Example 1: Japan vs. South Korea

Let's see how welcoming these two East Asian neighbors are to the rest of the world.

Inbound Rule Friction Weight Japan Allows South Korea Allows
Freedom of Movement 0% friction 0 passports 0 passports
Visa-Free 20% friction 68 passports 22 passports
ETA 33% friction 0 passports 36 passports
Visa on Arrival 40% friction 0 passports 0 passports
e-Visa 67% friction 0 passports 0 passports
Visa-Free Transit 93% friction 0 passports 0 passports
Visa Required 100% friction 135 passports 145 passports
Final Friction Score 73 / 100 79 / 100

The Verdict: A lower friction score means a more welcoming border. Japan scores 73 and South Korea scores 79, meaning Japan is comparatively easier for the average global citizen to visit.

Example 2: Qatar vs. Malaysia

How do these two international transit hubs compare on entry friction?

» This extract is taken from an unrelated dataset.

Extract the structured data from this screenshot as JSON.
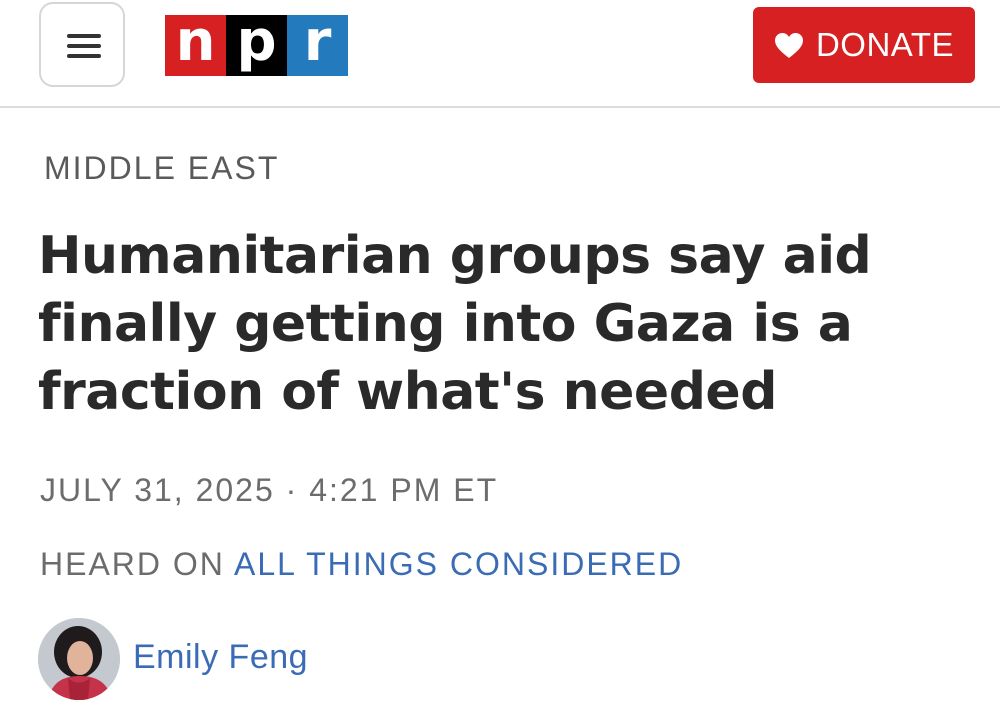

Inbound Rule Friction Weight Qatar Allows Malaysia Allows
Freedom of Movement 0% friction 5 passports 0 passports
Visa-Free 20% friction 49 passports 33 passports
ETA 33% friction 0 passports 0 passports
Visa on Arrival 40% friction 0 passports 0 passports
e-Visa 67% friction 0 passports 170 passports
Visa-Free Transit 93% friction 0 passports 0 passports
Visa Required 100% friction 149 passports 0 passports
Final Friction Score 78 / 100 59 / 100

The Verdict: Qatar requires a strict embassy visa for 149 passports, while Malaysia requires it for 0. Malaysia is the more open destination for international travelers.